On imagine aisément les scènes qui auraient agrémenté le montage, une reproduction du narratif de Benoit Barret, de ces discours qui auraient “excusé les collègues” quelles que soient les images découvertes, par une ribambelle de képis soit complices indirects, soit participants directs, soit aveuglés par la persuasion qu’un jet de canette mérite un tir de flashball en pleine tête. Mais on s’interroge. Y’en aurait-il eu certain·es qui auraient exprimé des regrets ? Y’en aurait-il eu certain·es qui se seraient immédiatement désolidarisé·es de ces actes de violence, donnant à voir une nuance dans une masse d’uniformes que l’on imagine faire bloc mais qui dans leur opacité contiennent d’autres voix, plus discrètes car ne se sachant par soutenues ? Derrière une hiérarchie qui ne peut pas les protéger indéfiniment, derrière des images qui ont désormais traversé tous les écrans de téléphone, les multitudes de plaintes et certains aveux de disproportion qui commencent à pointer leurs murmures, il y a des flics qui parviennent encore à se planquer mais qui devront tôt ou tard rendre des comptes. C’est là qu’intervient Dossier 137, qui choisit de placer son regard du point de vue de l’IGPN chargée d’enquêter sur ces violences par la réception des plaintes des familles de victimes. Sujet casse-gueule s’il en est : on aurait vite sensation de tomber dans un écrin misérabiliste destiné à apitoyer notre affect – il n’y a plus besoin du cinéma pour cela, regarder une page d’information d’un média indépendant suffit – ou d’au contraire se vautrer dans une diatribe pro-flics à coups de “y’en a des biens” qui laisserait le sujet de côté pour renouveler notre confiance en l’institution – Cédric Jimenez, si tu nous entends. Heureusement, la raideur glaciale de Dominik Moll peut convenir à l’entreprise.
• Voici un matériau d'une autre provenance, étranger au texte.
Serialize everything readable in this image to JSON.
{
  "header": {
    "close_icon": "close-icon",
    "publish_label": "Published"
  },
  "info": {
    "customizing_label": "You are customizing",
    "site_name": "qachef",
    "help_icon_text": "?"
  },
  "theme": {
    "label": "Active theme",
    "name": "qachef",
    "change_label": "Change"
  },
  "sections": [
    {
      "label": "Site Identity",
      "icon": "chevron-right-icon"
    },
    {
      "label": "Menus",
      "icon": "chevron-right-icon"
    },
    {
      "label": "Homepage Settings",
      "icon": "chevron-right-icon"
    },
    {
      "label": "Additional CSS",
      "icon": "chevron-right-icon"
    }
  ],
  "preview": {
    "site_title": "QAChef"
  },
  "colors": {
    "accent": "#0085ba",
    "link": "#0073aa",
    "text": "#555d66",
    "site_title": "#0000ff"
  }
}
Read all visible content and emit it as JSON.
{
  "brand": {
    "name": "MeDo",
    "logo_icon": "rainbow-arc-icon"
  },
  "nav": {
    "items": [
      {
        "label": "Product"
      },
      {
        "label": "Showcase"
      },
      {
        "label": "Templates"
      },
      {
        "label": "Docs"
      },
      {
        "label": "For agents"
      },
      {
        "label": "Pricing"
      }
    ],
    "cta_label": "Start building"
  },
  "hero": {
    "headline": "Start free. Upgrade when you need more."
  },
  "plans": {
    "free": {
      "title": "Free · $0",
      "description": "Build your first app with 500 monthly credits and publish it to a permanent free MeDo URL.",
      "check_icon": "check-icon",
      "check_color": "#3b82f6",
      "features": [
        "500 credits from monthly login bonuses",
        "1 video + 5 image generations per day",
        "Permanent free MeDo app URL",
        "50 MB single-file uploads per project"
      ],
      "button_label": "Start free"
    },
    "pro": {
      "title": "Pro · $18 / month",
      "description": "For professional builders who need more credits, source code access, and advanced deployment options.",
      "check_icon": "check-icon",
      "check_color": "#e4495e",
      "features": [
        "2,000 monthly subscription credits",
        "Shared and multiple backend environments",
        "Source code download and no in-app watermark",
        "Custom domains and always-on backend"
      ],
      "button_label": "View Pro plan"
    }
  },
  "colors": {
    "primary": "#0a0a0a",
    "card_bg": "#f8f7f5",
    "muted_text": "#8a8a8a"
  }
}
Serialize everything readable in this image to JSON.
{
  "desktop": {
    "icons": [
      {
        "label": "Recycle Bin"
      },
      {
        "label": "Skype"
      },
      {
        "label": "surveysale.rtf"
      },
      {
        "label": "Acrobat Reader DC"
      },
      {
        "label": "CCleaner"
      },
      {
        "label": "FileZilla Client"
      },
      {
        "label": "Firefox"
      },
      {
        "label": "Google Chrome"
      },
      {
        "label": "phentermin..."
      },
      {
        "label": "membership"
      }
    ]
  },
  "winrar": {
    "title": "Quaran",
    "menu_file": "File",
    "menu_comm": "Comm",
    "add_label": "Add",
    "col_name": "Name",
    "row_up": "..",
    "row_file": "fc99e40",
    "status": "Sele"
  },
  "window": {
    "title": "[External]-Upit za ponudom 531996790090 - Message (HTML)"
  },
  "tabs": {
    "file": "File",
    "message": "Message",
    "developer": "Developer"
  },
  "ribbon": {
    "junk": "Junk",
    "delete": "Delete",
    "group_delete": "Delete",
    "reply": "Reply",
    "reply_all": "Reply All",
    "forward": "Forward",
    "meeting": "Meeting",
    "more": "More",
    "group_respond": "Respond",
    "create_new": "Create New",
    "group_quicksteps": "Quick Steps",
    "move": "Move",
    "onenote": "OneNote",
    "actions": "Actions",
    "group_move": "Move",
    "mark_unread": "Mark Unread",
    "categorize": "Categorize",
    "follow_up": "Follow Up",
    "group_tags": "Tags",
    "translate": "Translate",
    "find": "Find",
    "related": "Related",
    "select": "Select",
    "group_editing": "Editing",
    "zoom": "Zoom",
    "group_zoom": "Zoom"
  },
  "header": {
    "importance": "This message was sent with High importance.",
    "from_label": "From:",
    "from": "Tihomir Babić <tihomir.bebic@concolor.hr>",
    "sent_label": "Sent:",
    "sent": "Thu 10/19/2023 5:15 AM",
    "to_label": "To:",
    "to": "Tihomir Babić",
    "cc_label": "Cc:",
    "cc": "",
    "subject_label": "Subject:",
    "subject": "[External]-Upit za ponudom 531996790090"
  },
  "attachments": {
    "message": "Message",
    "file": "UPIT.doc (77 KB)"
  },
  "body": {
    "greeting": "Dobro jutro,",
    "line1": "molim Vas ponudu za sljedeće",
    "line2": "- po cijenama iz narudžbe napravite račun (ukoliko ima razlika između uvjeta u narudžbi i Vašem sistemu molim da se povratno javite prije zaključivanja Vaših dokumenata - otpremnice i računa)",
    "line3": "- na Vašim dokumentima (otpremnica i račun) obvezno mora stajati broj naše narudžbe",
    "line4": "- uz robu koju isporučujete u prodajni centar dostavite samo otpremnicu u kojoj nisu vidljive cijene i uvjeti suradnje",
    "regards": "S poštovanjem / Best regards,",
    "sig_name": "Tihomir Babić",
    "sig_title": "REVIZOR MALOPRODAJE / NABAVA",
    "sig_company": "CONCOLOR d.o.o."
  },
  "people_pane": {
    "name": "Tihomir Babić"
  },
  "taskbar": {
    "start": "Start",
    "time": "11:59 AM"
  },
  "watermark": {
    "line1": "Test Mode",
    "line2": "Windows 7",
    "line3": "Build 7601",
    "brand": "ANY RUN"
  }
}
On se souvient de Seules les bêtes (2019) et de La nuit du 12 (2022), où les actes perpétrés avec tout ce que l’humain a de plus barbare sont traités avec un recul déconcertant, s’incluant dans un rapport clinique à l’image qui cherche plus à décortiquer le geste qu’à traquer l’intention qui y mène. L’accuser d’un manque de sentimentalisme est une occasion tentante tant cette manière procédurière lui donne un statut d’observateur presque pervers qui nous invite à revoir des violences en boucle. Mais dans cette épure qui abat à l’écran ces scènes pour ce qu’elles sont, un quotidien ordinaire, on peut voir dans ce retrait, cette absence de musique ou tout autre artifice visant à souligner un sentiment destiné à faire écho au spectateur, une volonté de non-sensationnalisme pour embrasser et le caractère cru des actes et la manière dont ils peuvent être jugés. Ce qui intéresse Dominik Moll quand il observe en personnage principal une enquêtrice de l’IGPN, c’est la rigueur liée à l’enquête, le procédé requis, une manière de mettre en scène une vision pragmatique qui dénotera les faits pour les faits quand la justice sera celle qui jugera l’autour. Ce dossier 137 devient un fait divers parmi tant d’autres qu’il faut traiter rapidement – il nous est indiqué lors d’une réunion en début de long-métrage qu’une centaine de nouvelles plaintes viennent de leur tomber sur les bras et qu’iels sont en sous-effectifs – mais sans en oublier le moindre hors-champ.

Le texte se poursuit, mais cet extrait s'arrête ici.